Because the profit margin of the network is only in the 10 percent range, WWE needs to boost their subscriber numbers just to survive, let alone sustain growth and keep shareholders happy. "If you get more TV viewers, WWE gets the same amount of money. If you get more network subscribers, WWE gets more money," Harrington told me. "That's a great thing, but the challenge is, where do all these added subscribers come from, especially if TV ratings keep falling?"
Another way to gauge WWE Network's progress is the "churn" numbers, or how many people terminate the service after signing up. For the second quarter of 2016, WWE gained 625,000 total subscribers, but lost 471,000, giving them a net addition of only 153,000.

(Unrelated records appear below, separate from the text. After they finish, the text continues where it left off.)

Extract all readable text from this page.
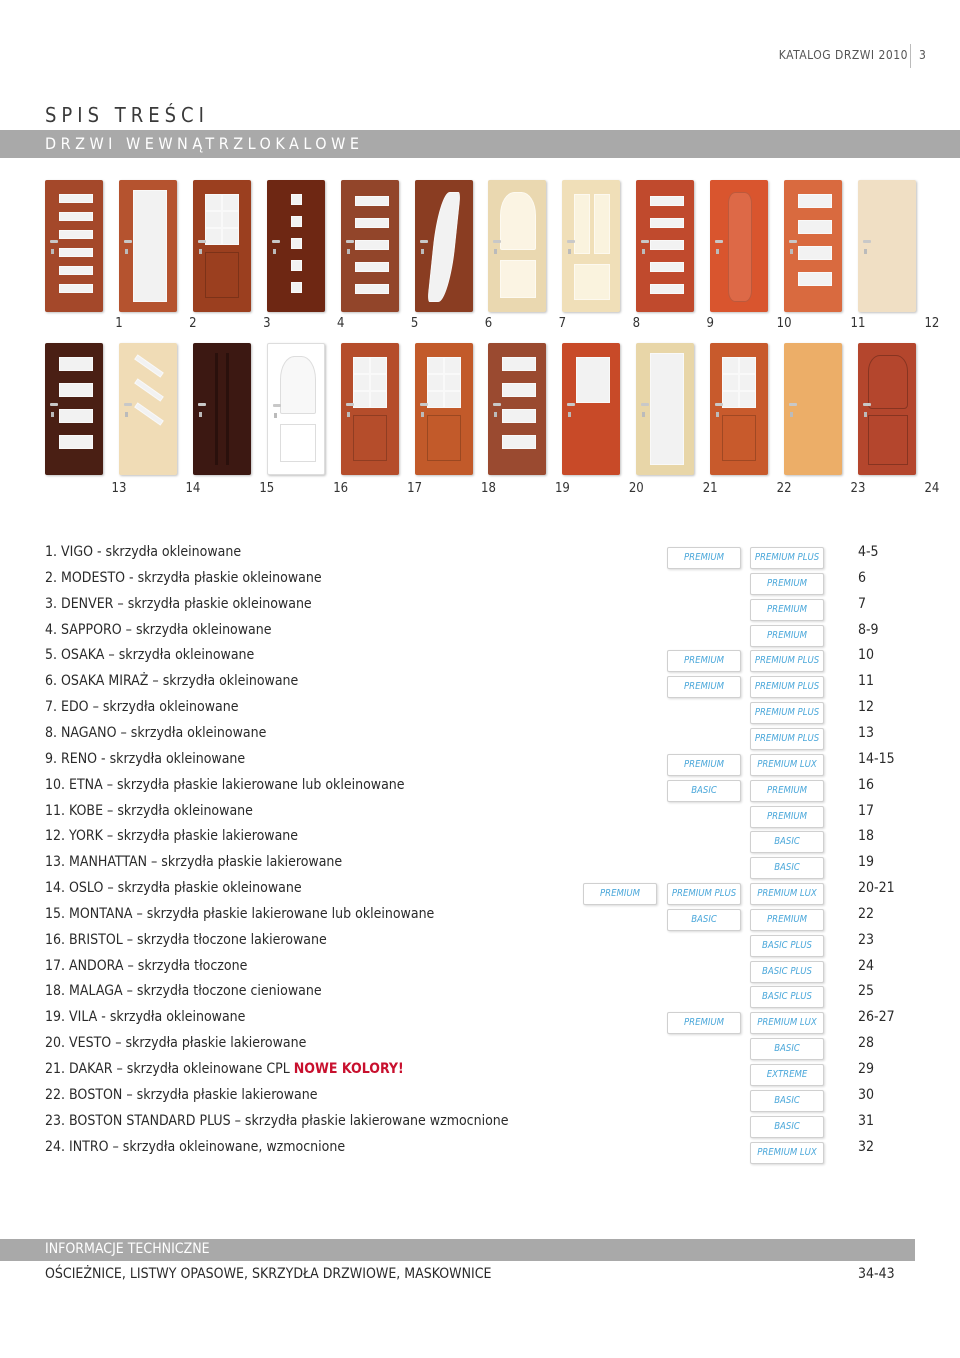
KATALOG DRZWI 2010 3
SPIS TREŚCI
DRZWI WEWNĄTRZLOKALOWE
1	2	3	4	5	6	7	8	9	10	11	12
13	14	15	16	17	18	19	20	21	22	23	24
1. VIGO - skrzydła okleinowane	PREMIUM	PREMIUM PLUS	4-5
2. MODESTO - skrzydła płaskie okleinowane	PREMIUM	6
3. DENVER – skrzydła płaskie okleinowane	PREMIUM	7
4. SAPPORO – skrzydła okleinowane	PREMIUM	8-9
5. OSAKA – skrzydła okleinowane	PREMIUM	PREMIUM PLUS	10
6. OSAKA MIRAŻ – skrzydła okleinowane	PREMIUM	PREMIUM PLUS	11
7. EDO – skrzydła okleinowane	PREMIUM PLUS	12
8. NAGANO – skrzydła okleinowane	PREMIUM PLUS	13
9. RENO - skrzydła okleinowane	PREMIUM	PREMIUM LUX	14-15
10. ETNA – skrzydła płaskie lakierowane lub okleinowane	BASIC	PREMIUM	16
11. KOBE – skrzydła okleinowane	PREMIUM	17
12. YORK – skrzydła płaskie lakierowane	BASIC	18
13. MANHATTAN – skrzydła płaskie lakierowane	BASIC	19
14. OSLO – skrzydła płaskie okleinowane	PREMIUM	PREMIUM PLUS	PREMIUM LUX	20-21
15. MONTANA – skrzydła płaskie lakierowane lub okleinowane	BASIC	PREMIUM	22
16. BRISTOL – skrzydła tłoczone lakierowane	BASIC PLUS	23
17. ANDORA – skrzydła tłoczone	BASIC PLUS	24
18. MALAGA – skrzydła tłoczone cieniowane	BASIC PLUS	25
19. VILA - skrzydła okleinowane	PREMIUM	PREMIUM LUX	26-27
20. VESTO – skrzydła płaskie lakierowane	BASIC	28
21. DAKAR – skrzydła okleinowane CPL NOWE KOLORY!	EXTREME	29
22. BOSTON – skrzydła płaskie lakierowane	BASIC	30
23. BOSTON STANDARD PLUS – skrzydła płaskie lakierowane wzmocnione	BASIC	31
24. INTRO – skrzydła okleinowane, wzmocnione	PREMIUM LUX	32
INFORMACJE TECHNICZNE
OŚCIEŻNICE, LISTWY OPASOWE, SKRZYDŁA DRZWIOWE, MASKOWNICE	34-43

I was curious to know the total churn numbers since the network's inception. "We don't give those numbers out publicly," George Barrios told me, but according to documents submitted to the SEC, WWE Network has amassed 4,587,000 total accounts since launching in 2014, while 3,076,000 accounts have left the service (leaving us with the current number of active accounts: 1,511,000). That means that 67 percent of accounts that were created were eventually canceled (I refer to them as "accounts" rather than "subscribers" because theoretically one person could sign up and bail more than once, thus skewing the metrics).
Skewing the metrics is nothing new for the WWE -- especially in terms of their public claims of attendance records for "entertainment purposes" -- but there appears to be a real problem for the company with the Network. While live shows, merchandising, and other traditional forms of revenue appear to be strong (especially television), the company's emphasis on the Network long-term might present bigger issues for it's bottom line unless it can generate stronger revenue from the service. 
Hmm. Forgot to add a joke to that last section. 
Anyway, I hope you enjoyed our first Mailbag of Shame! I'm working on an overview of Rick Rude's career, and I'm sure we'll do something interesting come the Royal Rumble!